Effects in other blood diseases similar?

CAR T-cell therapy is approved in the United States for several blood cancers, and whether similar long-term patterns of the cells may be observed in other patients and cancer types remains to be seen, Melenhorst says.

While the prospect of some patients being “cured” is exciting, responses to the therapy have generally been mixed. In leukemia patients , for instance, full remissions have been maintained in about 25% of patients, with higher rates in some lymphomas and pediatric patients,. Melenhorst says.

The effects of CAR T-cell therapy in solid cancers have so far been more disappointing, with no studies reproducing the kinds of results that have been seen with blood cancers.

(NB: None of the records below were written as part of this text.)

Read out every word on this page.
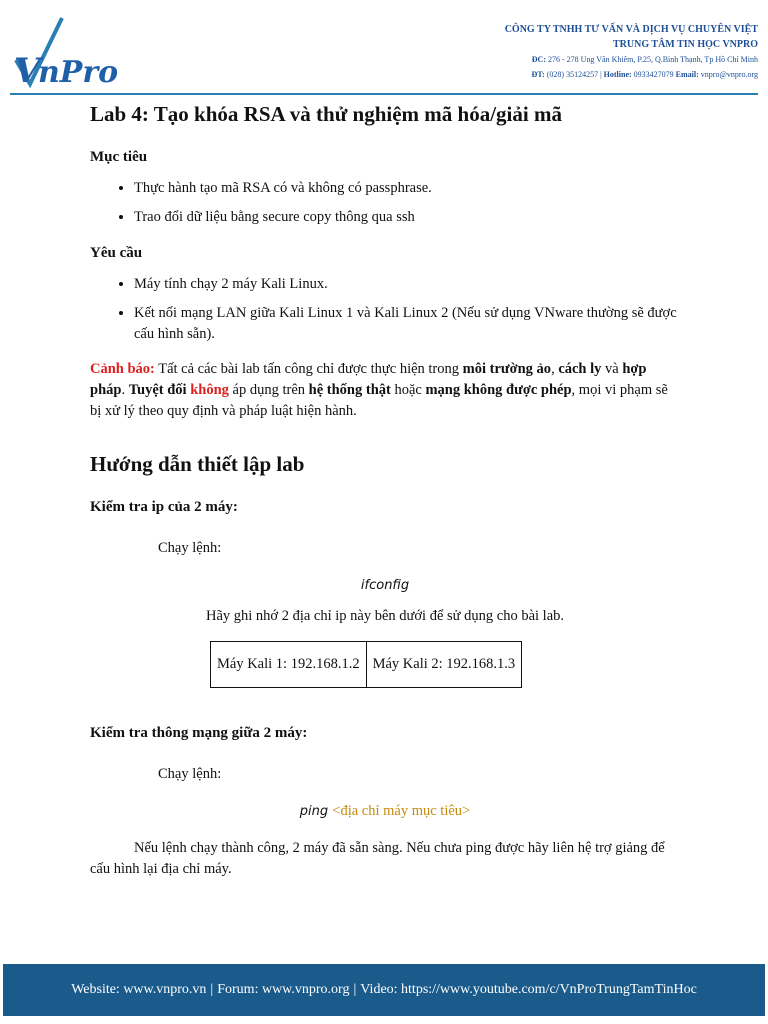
V
nPro
CÔNG TY TNHH TƯ VẤN VÀ DỊCH VỤ CHUYÊN VIỆT
TRUNG TÂM TIN HỌC VNPRO
ĐC: 276 - 278 Ung Văn Khiêm, P.25, Q.Bình Thạnh, Tp Hồ Chí Minh
ĐT: (028) 35124257 | Hotline: 0933427079 Email: vnpro@vnpro.org
Lab 4: Tạo khóa RSA và thử nghiệm mã hóa/giải mã
Mục tiêu
• Thực hành tạo mã RSA có và không có passphrase.
• Trao đổi dữ liệu bằng secure copy thông qua ssh
Yêu cầu
• Máy tính chạy 2 máy Kali Linux.
• Kết nối mạng LAN giữa Kali Linux 1 và Kali Linux 2 (Nếu sử dụng VNware thường sẽ được cấu hình sẵn).

Cảnh báo: Tất cả các bài lab tấn công chỉ được thực hiện trong môi trường ảo, cách ly và hợp pháp. Tuyệt đối không áp dụng trên hệ thống thật hoặc mạng không được phép, mọi vi phạm sẽ bị xử lý theo quy định và pháp luật hiện hành.

Hướng dẫn thiết lập lab
Kiểm tra ip của 2 máy:

Chạy lệnh:

ifconfig

Hãy ghi nhớ 2 địa chỉ ip này bên dưới để sử dụng cho bài lab.

Máy Kali 1: 192.168.1.2	Máy Kali 2: 192.168.1.3
Kiểm tra thông mạng giữa 2 máy:

Chạy lệnh:

ping <địa chỉ máy mục tiêu>

Nếu lệnh chạy thành công, 2 máy đã sẵn sàng. Nếu chưa ping được hãy liên hệ trợ giảng để cấu hình lại địa chỉ máy.

Website: www.vnpro.vn | Forum: www.vnpro.org | Video: https://www.youtube.com/c/VnProTrungTamTinHoc
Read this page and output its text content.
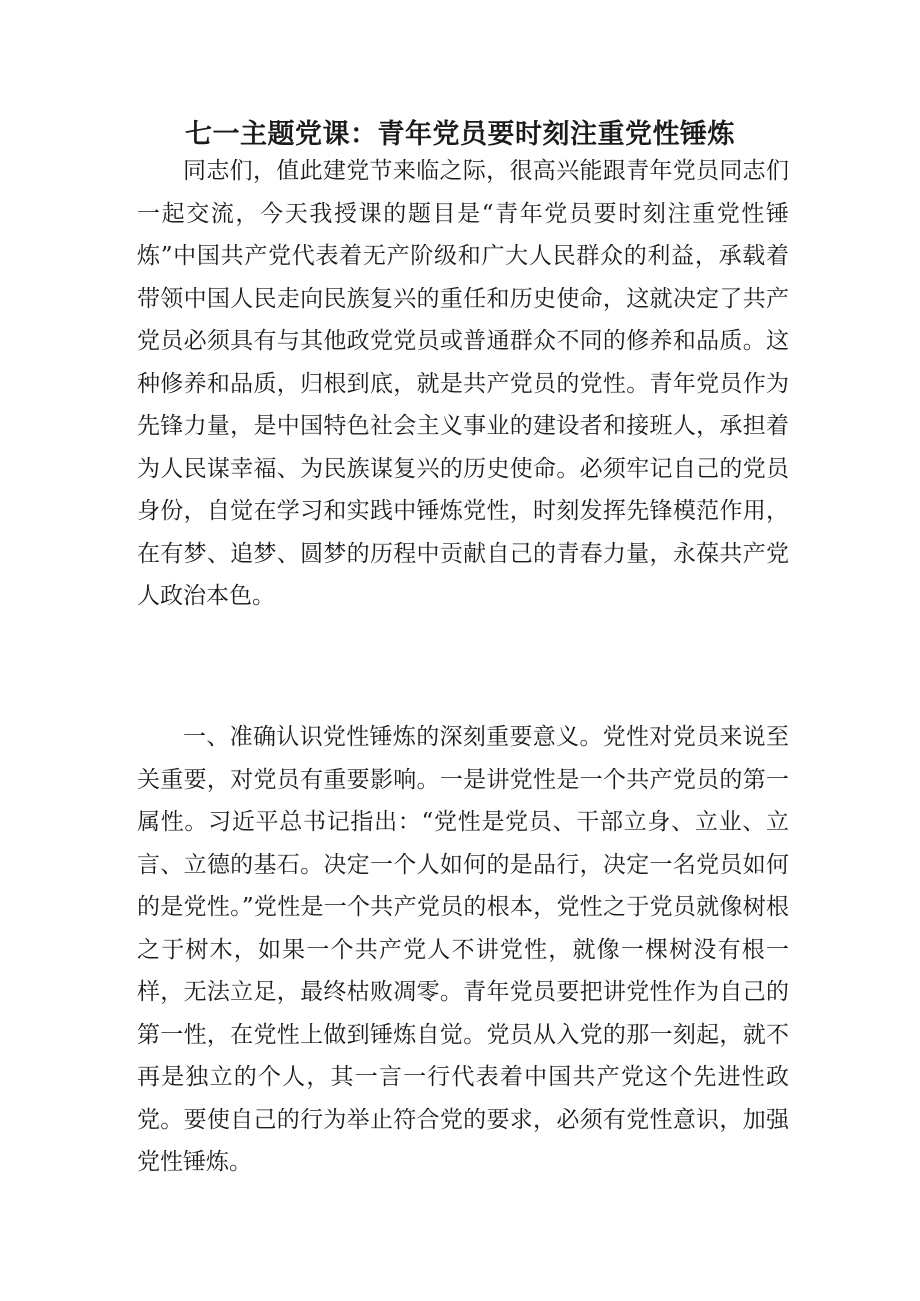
七一主题党课：青年党员要时刻注重党性锤炼

同志们，值此建党节来临之际，很高兴能跟青年党员同志们一起交流，今天我授课的题目是“青年党员要时刻注重党性锤炼”中国共产党代表着无产阶级和广大人民群众的利益，承载着带领中国人民走向民族复兴的重任和历史使命，这就决定了共产党员必须具有与其他政党党员或普通群众不同的修养和品质。这种修养和品质，归根到底，就是共产党员的党性。青年党员作为先锋力量，是中国特色社会主义事业的建设者和接班人，承担着为人民谋幸福、为民族谋复兴的历史使命。必须牢记自己的党员身份，自觉在学习和实践中锤炼党性，时刻发挥先锋模范作用，在有梦、追梦、圆梦的历程中贡献自己的青春力量，永葆共产党人政治本色。

一、准确认识党性锤炼的深刻重要意义。党性对党员来说至关重要，对党员有重要影响。一是讲党性是一个共产党员的第一属性。习近平总书记指出：“党性是党员、干部立身、立业、立言、立德的基石。决定一个人如何的是品行，决定一名党员如何的是党性。”党性是一个共产党员的根本，党性之于党员就像树根之于树木，如果一个共产党人不讲党性，就像一棵树没有根一样，无法立足，最终枯败凋零。青年党员要把讲党性作为自己的第一性，在党性上做到锤炼自觉。党员从入党的那一刻起，就不再是独立的个人，其一言一行代表着中国共产党这个先进性政党。要使自己的行为举止符合党的要求，必须有党性意识，加强党性锤炼。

“There appear to be a number of reasons, including that the [solid] tumor is more complex, and these solid cancers have ways to evade the immune system that need to be overcome,” June said.

And despite the more encouraging findings in blood cancers, even with those, “the biggest disappointment is that CAR T-cell therapy doesn’t work all the time. It doesn’t work in every patient,” coauthor David Porter, MD, the University of Pennsylvania oncologist who treated the two patients, said in the news briefing.

“I think the importance of the Nature study is that we are starting to learn the mechanisms of why and how this works, so that we can start to get at how to make it work for more people,”. Porter said. “But what we do see is that, when it works, it really is beyond what we expected 10 or 11 years ago.”